In general, brand arrived late to real estate. In the 15 years I spent in the property industry, I observed brand go from being strictly the preserve of hoteliers and retailers to what is now a design and development buzzword. Far from the immersive brand experience offered by hotels and shops, however, the demand for brand by residential, commercial office and shopping center developers has largely been limited to adding gloss to the sales and tenanting process.
The truth is, for many developers and owners, that’s probably enough. If it gets tenants and buyers in the door, it doesn’t really matter if the “brand” is skin deep. And when the development equation doesn’t extend much beyond the point of sale, it’s hard to argue for investment in a longer-term, more deeply rooted solution.
But it does mean untapped benefits. There’s a big difference between marketing a property and its brand: Marketing might be the reason people buy, but brand is the reason people stay. All those desirable markers of a successful long-term business model like repeat sales and renewed leases can result from brand. The elusive social currency like loyalty, ambassadorship and referrals: They also come from brand. So how do you get it?

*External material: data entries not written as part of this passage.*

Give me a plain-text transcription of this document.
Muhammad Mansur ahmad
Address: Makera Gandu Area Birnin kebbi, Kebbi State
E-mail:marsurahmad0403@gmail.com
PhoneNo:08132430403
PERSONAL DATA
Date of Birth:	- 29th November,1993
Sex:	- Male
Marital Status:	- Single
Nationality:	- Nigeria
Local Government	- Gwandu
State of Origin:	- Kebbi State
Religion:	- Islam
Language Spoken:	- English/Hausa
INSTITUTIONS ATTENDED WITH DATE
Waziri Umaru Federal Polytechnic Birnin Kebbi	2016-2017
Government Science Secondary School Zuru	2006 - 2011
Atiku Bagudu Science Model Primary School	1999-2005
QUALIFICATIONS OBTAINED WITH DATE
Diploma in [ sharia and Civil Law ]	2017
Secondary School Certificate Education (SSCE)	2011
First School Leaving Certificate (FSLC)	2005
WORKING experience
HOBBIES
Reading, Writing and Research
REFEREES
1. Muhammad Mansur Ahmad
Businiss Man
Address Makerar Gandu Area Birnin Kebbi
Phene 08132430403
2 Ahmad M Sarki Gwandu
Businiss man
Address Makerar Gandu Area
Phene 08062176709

1. Start by calling it “experience”.
In the general sense, brand is the impression or feelings people have of a company or product. In property, these impressions can most closely be described as experience. Experience is completely personal to the user and involves every aspect of a place, from the sounds, smells and sights to the operations and programming. For this reason, a brand cannot exist in a building or a place without joined-up thinking, a clearly defined story, and a genuine commitment to telling that story across every user touchpoint.
2. Don’t let it be an afterthought.
To create a holistic experience, a brand must be defined at the start of the development process. All too often, developers will seek to “create a brand” for a new development far too late…long after the market research has been done, the building designed, and the construction half-way complete. To be truly effective, brand must be woven into business and operational model, executed through every aspect of the design, and fulfilled by the marketing strategy. It should be rooted in an understanding of the market needs and desires. Every decision should be vetted against it.
3. Step away from the context.
Property lifestyle brands all seem to come from the same source: context. While it’s a noble gesture to root experience in local history and location, the experience of a place cannot end there. Not only are there not enough distinctive locations and interesting histories to give every property a unique position, but also the effect is only skin deep. Calling a riverfront property “River View” might be appropriate, but it does not a complete user experience make. Dig deeper to create a truly differentiated offer that addresses an untapped need in your target market.
4. Reach into your own brand.
One of the challenges of branding properties is knowing the role of the developer/owner brand. Even the most well-known property companies might not have a consumer brand, so drawing from those values doesn’t always seem useful. But it’s worth a re-think. Shopping center developers like Westfield have leveraged their own brands to provide a richer and more meaningful experience for shoppers and tenants. It could be a good opportunity for you to strengthen your corporate brand while giving your users something deeper to buy in to.